Понедельник, 23 ноября 1914 г.

Наконец, мне разрешено порвать свои цепи. Завтра вечером я уезжаю в Париж и к армиям на восточных окраинах. Предсказания лорда Китченера не оказали влияния на Жоффра, и он снял свое вето. По предложению Мильерана решено, что я поеду в Ромильи, где вручу главнокомандующему военную медаль. Но Вивиани снова склонен отложить наше окончательное возвращение в Париж и намерен отсрочить созыв парламента.

Вторник, 24 ноября 1914 г.

Великая княгиня Анастасия Михайловна, вдова герцога Мекленбургского, наша бывшая соседка по Эз, прислала мне [355] из Милана длинное письмо, в котором спрашивает меня, нельзя ли считать ее во Франции на таком же положении, на каком она считается в России, т.е. рассматривать ее, несмотря на ее брак, как русскую великую княгиню, а не как вдову немецкого принца. Она желает получить разрешение приехать на Cote d'Azur, где она обычно проводит зиму. Хотя она является тещей германского кронпринца, правительство согласилось дать ей пропуск. Я посылаю ей его, но, пожалуй, следовало бы следить за тем, чтобы не позволить ей сообщать — даже без плохого умысла — своему зятю о том, что происходит во Франции.

Братиану сказал Блонделю, что убежден, что между Австрией и Болгарией уже существует тайное соглашение. В качестве нового доказательства он сослался на то, что Болгария недавно приобрела в собственность одну австрийскую флотилию на Дунае. Эта флотилия будет отныне плавать под болгарским флагом и будет служить для транспорта снаряжения и пищевых продуктов из Австрии в Болгарию и, конечно, также в Турцию. Братиану проводит аналогию между этой сделкой и той, благодаря которой «Гебен» и «Бреслау» вошли в турецкий флот{*303}.

Около девяти часов вечера я с мадам Пуанкаре выехал особым поездом из Бордо. Завтра я вместе с председателями обеих палат парламента отправляюсь к армиям. Через несколько дней возвращусь в Бордо, чтобы увезти оттуда, — надеюсь, окончательно — правительство и министерские канцелярии. Но жена моя не вернется в Бордо, она останется в Париже. Поэтому мы увозим с собой большую часть нашей прислуги. Мы увозим также нашу собачку и кошку, которые за эти три месяца не могли привыкнуть к новому месту в здании префектуры Жиронды. [356]

 

 

Глава десятая

Награждение Жоффра военной медалью. — Посещение армий, действующих на наших восточных окраинах. — В Вердене. — На Гран-Куронне. — Сестра Юлия де Жербвилье. — Визит королю Георгу V. — Новое пребывание в Бордо. — В поисках Японии. — Окончательное возвращение в Париж.

Среда, 25 ноября 1914 г.

Приехали в Париж к восьми часам утра. Погода холодная, снег.

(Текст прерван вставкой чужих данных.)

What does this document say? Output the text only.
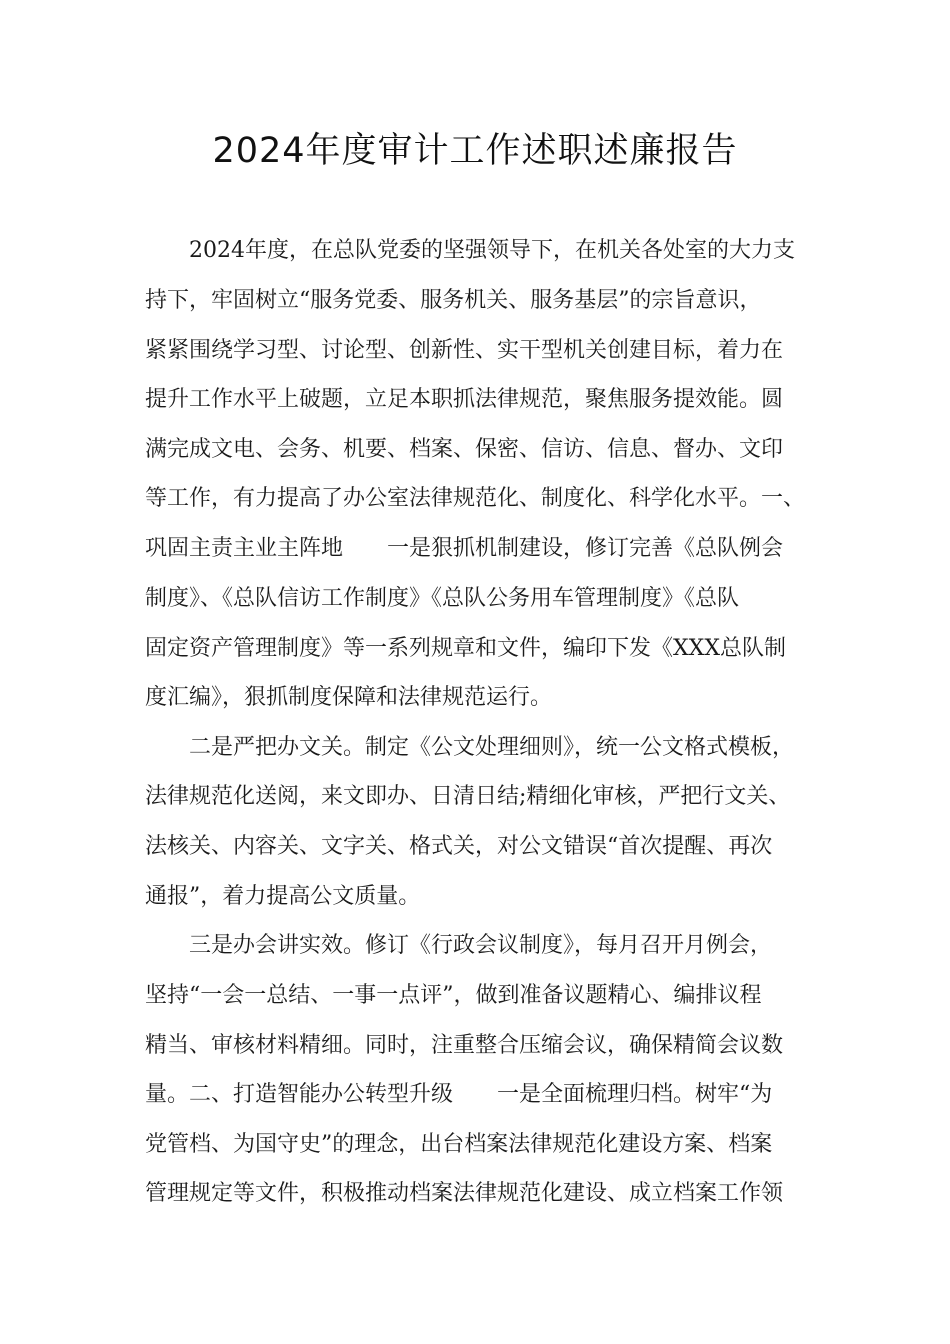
2024年度审计工作述职述廉报告
　　2024年度，在总队党委的坚强领导下，在机关各处室的大力支
持下，牢固树立“服务党委、服务机关、服务基层”的宗旨意识，
紧紧围绕学习型、讨论型、创新性、实干型机关创建目标，着力在
提升工作水平上破题，立足本职抓法律规范，聚焦服务提效能。圆
满完成文电、会务、机要、档案、保密、信访、信息、督办、文印
等工作，有力提高了办公室法律规范化、制度化、科学化水平。一、
巩固主责主业主阵地　　一是狠抓机制建设，修订完善《总队例会
制度》、《总队信访工作制度》《总队公务用车管理制度》《总队
固定资产管理制度》等一系列规章和文件，编印下发《XXX总队制
度汇编》，狠抓制度保障和法律规范运行。
　　二是严把办文关。制定《公文处理细则》，统一公文格式模板，
法律规范化送阅，来文即办、日清日结;精细化审核，严把行文关、
法核关、内容关、文字关、格式关，对公文错误“首次提醒、再次
通报”，着力提高公文质量。
　　三是办会讲实效。修订《行政会议制度》，每月召开月例会，
坚持“一会一总结、一事一点评”，做到准备议题精心、编排议程
精当、审核材料精细。同时，注重整合压缩会议，确保精简会议数
量。二、打造智能办公转型升级　　一是全面梳理归档。树牢“为
党管档、为国守史”的理念，出台档案法律规范化建设方案、档案
管理规定等文件，积极推动档案法律规范化建设、成立档案工作领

На вокзале нас ожидают министр внутренних дел, префекты и генерал Гальени. На набережных Сены лишь несколько любопытных. Ни одна газета не сообщала о нашем приезде. Как видно, цензура запретила всякий намек на мою проектируемую поездку на восточные окраины. Мы приезжаем в Елисейский дворец, почти никем не замеченные. Апартаменты дворца уже наполовину снова обставлены стараниями архитектора Тронше и смотрителя здания Перрена. Но моя любимая комната, единственная, в которой я чувствовал себя более или менее как дома, моя «библиотека» в первом этаже, все еще пуста. Мои личные книги, перенесенные в сентябре в помещение для хранения мебели, остались еще там. Неужели ожидают разрешения от главной квартиры, чтобы снова поставить их на полки?

Получил от Майрона Т. Геррика, который оставляет посольство Соединенных Штатов, письмо, в котором он еще раз выражает свои горячие симпатии Франции. «С чувством глубокой грусти, — пишет он, — я покидаю Францию в годину бедствий и траура ее народа, который я так скоро полюбил». Он горячо благодарит меня за «постоянное благожелательное внимание», которое мы оказывали ему во время его пребывания во Франции, и в заключение пишет: «Непреодолимая притягательная сила, оказываемая Францией на всех моих соотечественников, а также память о друзьях не раз еще снова приведут меня в Париж». Я уверен, что Майрон Т. Геррик будет в Соединенных Штатах убежденным [357] защитникам дела Франции. Однако каждый из нас жалеет о его отъезде. В продолжение дня имел совещания с Гальени, Вивиани, приехавшим со мной в Париж, и с некоторыми политическими деятелями, а именно с депутатами от Сенского департамента.

Четверг, 26 ноября 1914 г.

Выехал утром в закрытом автомобиле вместе с председателем сената Антонином Дюбо. Он теперь утратил всю свою прежнюю резкость и остался таким, каков он от природы — добрым и лояльным. Все его помыслы направлены теперь только на Францию и на средства спасти ее, он уже не думает о чем-либо другом. Он пережил 1870 год. Для него, как и для Фрейсине, нынешняя война — продолжение той войны. Он верит в победу, преисполнен решимости, настроение его бодрое. Ни сегодня, ни завтра он не позволит говорить в своем присутствии о преждевременном мире. Напротив, Дешанель не в духе, он жалуется, что занимает пост, который оставляет его без дела. Как видно, он забыл, что совсем недавно отказывался от предложенного ему мною участия в правительстве. Он едет за мною и Дюбо, в одном автомобиле с Вивиани, и порой кажется, что нервы председателя палаты и председателя совета министров слишком потрясены ужасами переживаемой нами драмы.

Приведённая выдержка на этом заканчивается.